A partir de entonces comienza una de sus etapas más fascinantes y aventureras, con viajes por Asia y África, para montar textos épicos de culturas no europeas y crear elencos internacionales con actores que le serían fieles durante muchos años (Bruce Myers, Yoshi Oida, Sotigui Kouyaté, Marcelo Magni, Nastasha Parry, Katrryn Hunter…). De nuestro país, uno de los que más tiempo ha trabajado con él es Antonio Gil.
La compañía actuaba en cualquier lugar, en plazas, calles, ruinas antiguas como las tumbas reales de Persépolis, un poblado africano… y pronto el director vio la necesidad de hacerse con un teatro que, siguiendo con su idea de la experimentación, permitiera trabajar en condiciones más cómodas. Así transformaron un viejo teatro parisino, Le Bouffes du Nord, tosco y majestuoso a la vez, en su cuartel de operaciones. El ensayo El círculo abierto, de Andre Todd y Jean Guy Lecat (Alba, 2003), analiza los entornos teatrales de Brook.
El director se asocia con Jean Claude Carrière y deciden montar la epopeya india de Mahabharata, que les llevó casi diez años de producción y que se vio en Madrid en 1985. La representación duró nueve horas. El éxito fue mayúsculo y desde entonces sus producciones se han sucedido con largas giras internacionales. Desde La conferencia de los pájaros hasta La tragedia de Hamlet (Brook ha revisitado esta obra de Shakespeare cuatro veces), pasando por sus maravillosas versiones operísticas de Carmen y La flauta mágica, a El hombre que confundió a su mujer con un sombrero, Tu mano en la mía (de Chéjov, que montó con Piccoli y Parry), Días felices y Fragmentos (de Beckett), Battelfield, o las más recientes que hemos podido ver en Madrid como El traje, Warum Warum o Why?, especie de testimonio artístico de Brook (con uno inconmensurables Hunter y Magni).

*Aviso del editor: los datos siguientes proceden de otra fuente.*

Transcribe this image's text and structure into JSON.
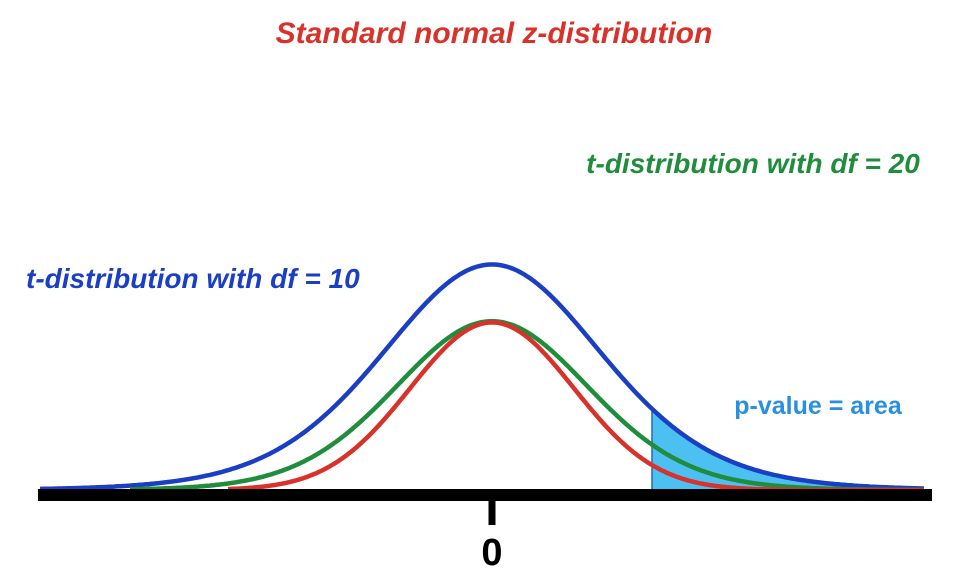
{
  "labels": {
    "title": "Standard normal z-distribution",
    "t20": "t-distribution with df = 20",
    "t10": "t-distribution with df = 10",
    "pvalue": "p-value = area",
    "zero": "0"
  },
  "colors": {
    "normal": "#d8322a",
    "t20": "#1f8d3c",
    "t10": "#1a3fc4",
    "pvalue_text": "#2a8fe0",
    "shade": "#4dc0f2",
    "axis": "#000000"
  },
  "chart_data": {
    "type": "line",
    "title": "Standard normal z-distribution",
    "x_tick_labels": [
      "0"
    ],
    "series": [
      {
        "name": "Standard normal z-distribution",
        "df": null
      },
      {
        "name": "t-distribution with df = 20",
        "df": 20
      },
      {
        "name": "t-distribution with df = 10",
        "df": 10
      }
    ],
    "shaded_region": {
      "label": "p-value = area",
      "series": "t-distribution with df = 10",
      "tail": "right"
    }
  }
}
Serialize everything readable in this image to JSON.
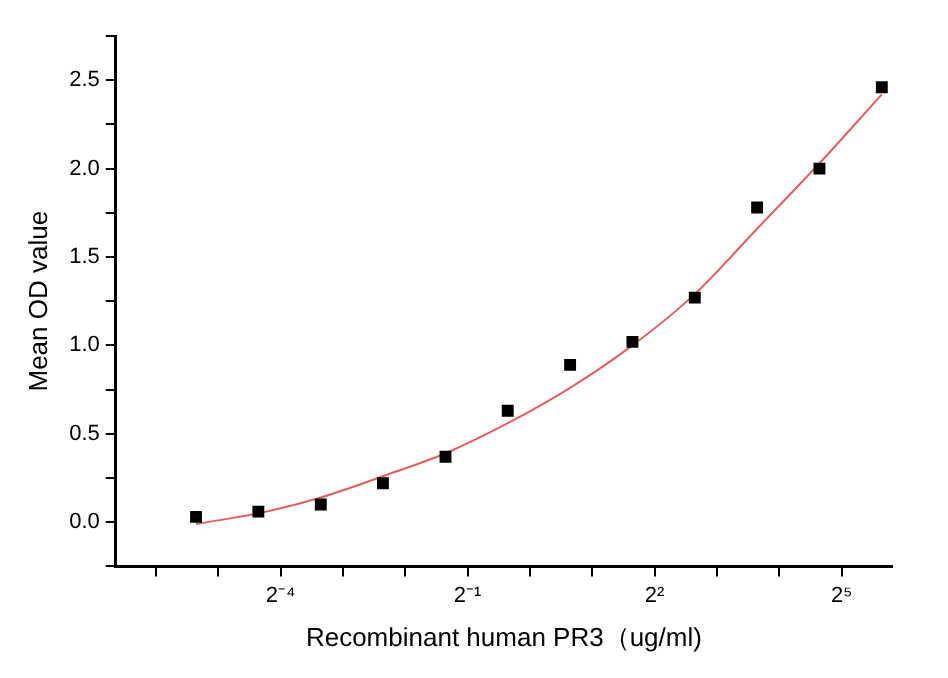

[Muere Peter Brook, maestro del teatro contemporáneo]
Nadie que se dedique al teatro puede escapar del influjo de Brook. Su teatro es depurado, representado por actores siempre extraordinarios, y guiado por la sencillez que, según dice, es el resultado final “de un proceso dinámico que abarca el exceso y el paulatino marchitarse del exceso”. Los actores que han trabajado con él le profesan una gran admiración. Así les hablaba: "Para los actores, ese sentido de la convicción procede de su propio sentido interno de la realidad, no de la obediencia a las ideas de un director". La generosidad era otro de los rasgos que le definían. Para ampliar más sus ideas, otro libro publicado en español es Conversaciones con Peter Brook, de Margaret Croyden (Alba, 2003).